America`s ultimatum to Pak: End ISI`s ‘proxy war’

US has warned Islamabad to cut ties with the terror group and help eliminate its leaders or it will act unilaterally.

Updated: Sep 22, 2011, 00:16 AM IST

Washington: Accusing Pakistan`s military-run ISI of using the Haqqani network to carry out a "proxy war", US has warned Islamabad to cut ties with the terror group and
help eliminate its leaders or it will act unilaterally.

In what amounts to an ultimatum, the US administration have indicated that the US will act unilaterally if Pakistan does not comply, `The Washington Post` daily reported.

Quoting officials, the paper said the message was delivered in high-level meetings and public statements over the past several days reflecting Washington`s view that the year-long strategy of using persuasion and military assistance to influence Pakistan`s behaviour has been ineffective.

According to the Post, White House officials and Defence Secretary Leon Panetta are said to be adamant in their determination to change the approach.

The report comes as Chairman of the Joint Chief of Staff Admiral Mike Mullen told a meeting here last night that in his discussions with Pakistan army chief Gen Ashfaq Parvez Kayani, he had pressed Islamabad to end its links with the terror group.

"We covered a full range of issues focusing on the danger of the Haqqani network, the need for the Haqqani Network to disengage...the need for the Haqqani network to disengage, specifically the need for the ISI to disconnect from Haqqani and from this proxy war that they`re fighting," he said during his address at Carnegie Endowment for International Peace

He added, "The ISI has been doing this - working for - supporting proxies for an extended period of time. It is a strategy in the country and I think that strategic approach
has to shift in the future."

The meeting with Kayani that took place in Spain lasted for over four hours.
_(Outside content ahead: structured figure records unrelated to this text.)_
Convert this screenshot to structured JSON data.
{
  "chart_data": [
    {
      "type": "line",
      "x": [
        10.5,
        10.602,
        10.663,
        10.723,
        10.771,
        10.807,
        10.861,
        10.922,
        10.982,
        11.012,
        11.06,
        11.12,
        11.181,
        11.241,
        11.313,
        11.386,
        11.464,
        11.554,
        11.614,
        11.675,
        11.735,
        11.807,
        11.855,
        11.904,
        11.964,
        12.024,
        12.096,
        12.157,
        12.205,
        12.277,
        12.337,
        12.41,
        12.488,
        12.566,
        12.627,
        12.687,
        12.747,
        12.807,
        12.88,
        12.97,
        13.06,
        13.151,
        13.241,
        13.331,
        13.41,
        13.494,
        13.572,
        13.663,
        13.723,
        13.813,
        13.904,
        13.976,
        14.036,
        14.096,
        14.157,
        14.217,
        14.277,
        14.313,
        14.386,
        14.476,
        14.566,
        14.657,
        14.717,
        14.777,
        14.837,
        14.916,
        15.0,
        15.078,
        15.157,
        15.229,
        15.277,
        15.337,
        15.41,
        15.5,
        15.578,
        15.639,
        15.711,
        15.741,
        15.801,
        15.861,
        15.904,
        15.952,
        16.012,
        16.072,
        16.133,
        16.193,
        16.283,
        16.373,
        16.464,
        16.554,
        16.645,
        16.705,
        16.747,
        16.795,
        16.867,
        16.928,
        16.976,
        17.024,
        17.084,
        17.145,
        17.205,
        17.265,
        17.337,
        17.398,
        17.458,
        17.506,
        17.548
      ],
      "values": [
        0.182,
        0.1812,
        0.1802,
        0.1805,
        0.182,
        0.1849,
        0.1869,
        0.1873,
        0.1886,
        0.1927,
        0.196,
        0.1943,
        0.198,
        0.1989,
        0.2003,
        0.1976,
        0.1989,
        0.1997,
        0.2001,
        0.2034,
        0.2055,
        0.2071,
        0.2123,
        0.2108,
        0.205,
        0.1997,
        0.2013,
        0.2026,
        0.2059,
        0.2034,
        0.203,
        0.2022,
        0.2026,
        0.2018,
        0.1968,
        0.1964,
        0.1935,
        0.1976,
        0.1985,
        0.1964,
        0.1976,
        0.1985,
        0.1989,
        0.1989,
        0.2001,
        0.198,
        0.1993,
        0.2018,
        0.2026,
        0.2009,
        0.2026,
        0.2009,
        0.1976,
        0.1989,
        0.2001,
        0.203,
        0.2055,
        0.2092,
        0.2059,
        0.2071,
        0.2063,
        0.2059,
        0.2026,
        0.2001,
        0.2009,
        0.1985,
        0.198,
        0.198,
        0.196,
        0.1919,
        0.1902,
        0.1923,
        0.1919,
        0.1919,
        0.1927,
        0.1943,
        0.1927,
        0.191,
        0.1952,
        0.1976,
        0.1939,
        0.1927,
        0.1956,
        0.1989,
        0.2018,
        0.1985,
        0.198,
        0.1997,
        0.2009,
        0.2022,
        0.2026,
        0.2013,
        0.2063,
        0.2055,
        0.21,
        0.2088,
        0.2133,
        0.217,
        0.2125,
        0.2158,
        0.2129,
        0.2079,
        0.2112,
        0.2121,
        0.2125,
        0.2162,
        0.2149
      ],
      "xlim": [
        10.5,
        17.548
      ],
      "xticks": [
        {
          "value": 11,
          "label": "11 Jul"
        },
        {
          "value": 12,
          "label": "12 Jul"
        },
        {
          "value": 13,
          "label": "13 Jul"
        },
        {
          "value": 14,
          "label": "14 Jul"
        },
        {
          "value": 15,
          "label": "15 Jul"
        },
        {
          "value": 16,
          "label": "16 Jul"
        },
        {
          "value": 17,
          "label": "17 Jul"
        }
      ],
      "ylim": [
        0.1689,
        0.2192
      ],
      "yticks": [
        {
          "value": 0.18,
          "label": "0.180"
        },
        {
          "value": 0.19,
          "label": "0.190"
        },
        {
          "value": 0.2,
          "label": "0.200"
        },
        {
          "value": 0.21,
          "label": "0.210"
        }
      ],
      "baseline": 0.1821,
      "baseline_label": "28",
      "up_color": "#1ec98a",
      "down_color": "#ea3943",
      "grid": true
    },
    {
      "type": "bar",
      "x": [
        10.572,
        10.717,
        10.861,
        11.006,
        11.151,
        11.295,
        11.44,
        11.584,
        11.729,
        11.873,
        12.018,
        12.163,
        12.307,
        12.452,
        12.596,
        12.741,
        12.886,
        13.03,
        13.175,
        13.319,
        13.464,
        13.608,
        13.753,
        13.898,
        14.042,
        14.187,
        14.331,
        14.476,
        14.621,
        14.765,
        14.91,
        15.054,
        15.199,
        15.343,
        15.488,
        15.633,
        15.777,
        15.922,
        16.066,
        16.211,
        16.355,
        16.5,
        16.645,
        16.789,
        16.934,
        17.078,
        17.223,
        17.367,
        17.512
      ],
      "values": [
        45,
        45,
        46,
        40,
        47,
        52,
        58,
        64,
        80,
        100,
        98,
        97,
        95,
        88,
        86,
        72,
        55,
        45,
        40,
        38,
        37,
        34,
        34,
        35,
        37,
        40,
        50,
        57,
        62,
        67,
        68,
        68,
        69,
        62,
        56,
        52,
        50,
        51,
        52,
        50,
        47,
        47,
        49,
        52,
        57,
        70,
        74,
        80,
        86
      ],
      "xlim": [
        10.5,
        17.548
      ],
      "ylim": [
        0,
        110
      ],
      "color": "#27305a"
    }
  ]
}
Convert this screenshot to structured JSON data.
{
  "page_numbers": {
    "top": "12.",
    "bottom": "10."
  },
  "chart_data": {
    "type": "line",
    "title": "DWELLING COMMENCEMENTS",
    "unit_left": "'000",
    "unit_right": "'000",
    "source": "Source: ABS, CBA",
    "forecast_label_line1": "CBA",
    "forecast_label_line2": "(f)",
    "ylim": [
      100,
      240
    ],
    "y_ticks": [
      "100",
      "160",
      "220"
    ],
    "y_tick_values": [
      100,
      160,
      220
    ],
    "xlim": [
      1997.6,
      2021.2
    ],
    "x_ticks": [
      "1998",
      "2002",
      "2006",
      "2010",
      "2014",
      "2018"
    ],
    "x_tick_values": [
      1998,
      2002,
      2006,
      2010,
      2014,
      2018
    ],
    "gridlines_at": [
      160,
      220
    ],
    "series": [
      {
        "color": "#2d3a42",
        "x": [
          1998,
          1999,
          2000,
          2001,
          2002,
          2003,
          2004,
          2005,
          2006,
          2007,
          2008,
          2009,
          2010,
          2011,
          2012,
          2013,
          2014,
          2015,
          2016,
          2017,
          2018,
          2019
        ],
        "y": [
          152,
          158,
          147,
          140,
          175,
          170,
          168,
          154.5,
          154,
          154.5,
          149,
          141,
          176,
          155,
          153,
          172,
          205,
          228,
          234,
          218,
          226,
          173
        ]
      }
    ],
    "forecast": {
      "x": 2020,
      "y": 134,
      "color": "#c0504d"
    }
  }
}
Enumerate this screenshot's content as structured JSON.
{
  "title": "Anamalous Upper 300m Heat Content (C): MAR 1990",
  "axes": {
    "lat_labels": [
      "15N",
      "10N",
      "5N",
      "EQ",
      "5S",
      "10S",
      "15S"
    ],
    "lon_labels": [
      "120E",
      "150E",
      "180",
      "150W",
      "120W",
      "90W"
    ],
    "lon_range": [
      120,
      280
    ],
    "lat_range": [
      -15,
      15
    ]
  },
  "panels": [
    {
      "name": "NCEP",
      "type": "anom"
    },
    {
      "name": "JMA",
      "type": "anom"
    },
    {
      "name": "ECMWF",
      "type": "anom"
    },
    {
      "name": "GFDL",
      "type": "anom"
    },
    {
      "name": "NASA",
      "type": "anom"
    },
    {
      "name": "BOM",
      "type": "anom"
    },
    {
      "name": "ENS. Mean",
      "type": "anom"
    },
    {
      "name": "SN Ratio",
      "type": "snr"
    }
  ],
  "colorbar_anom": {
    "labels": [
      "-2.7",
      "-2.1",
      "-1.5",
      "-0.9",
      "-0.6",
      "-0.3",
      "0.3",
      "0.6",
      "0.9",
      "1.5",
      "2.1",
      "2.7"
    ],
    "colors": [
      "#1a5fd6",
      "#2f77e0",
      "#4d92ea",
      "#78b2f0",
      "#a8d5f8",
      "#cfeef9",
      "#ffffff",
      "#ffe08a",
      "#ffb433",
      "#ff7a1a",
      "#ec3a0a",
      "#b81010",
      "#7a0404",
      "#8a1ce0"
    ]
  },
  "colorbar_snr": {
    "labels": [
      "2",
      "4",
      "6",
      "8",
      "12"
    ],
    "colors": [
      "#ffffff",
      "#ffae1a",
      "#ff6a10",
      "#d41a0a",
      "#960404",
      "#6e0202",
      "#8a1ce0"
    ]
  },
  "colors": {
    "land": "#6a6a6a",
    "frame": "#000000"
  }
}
The US blamed the Haqqani network, one of the most feared Taliban and al-Qaeda linked groups fighting in Afghanistan for last week`s attacks on the US embassy and NATO headquarters in Afghan capital Kabul.

American officials have suggested in the past that ISI has maintained links with Haqqanis to guarantee that Islamabad has a stake in any future political settlement in Afghanistan once US troops withdraw.

Washington has also vowed to put "as much pressure as possible" on Islamabad to control these insurgent groups on their side of the border.

Meanwhile, while world leaders, jarred by the brazen assassination of top Afghan leader Burhanuddin Rabbani yesterday in Kabul, said his death would not derail Afghan peace process, the US military said the attack signalled that the Taliban was changing tactics by moving off the battlefield to go after high-profile targets elsewhere.

"Strategically, they`re significant," said Mullen, referring to a series of Taliban suicide bombings over the summer that killed, among others, President Karzai`s half brother and recent bold attacks near the US embassy and NATO headquarters in the Afghan capital.

Mullen and Defense Secretary Leon Panetta, who were speaking at a Pentagon press briefing here, said the assassination tactic was a "concern" and US commanders were working with Afghan forces to try to thwart the Taliban.

"The bottom line still remains that we are moving in the right direction," Panetta added.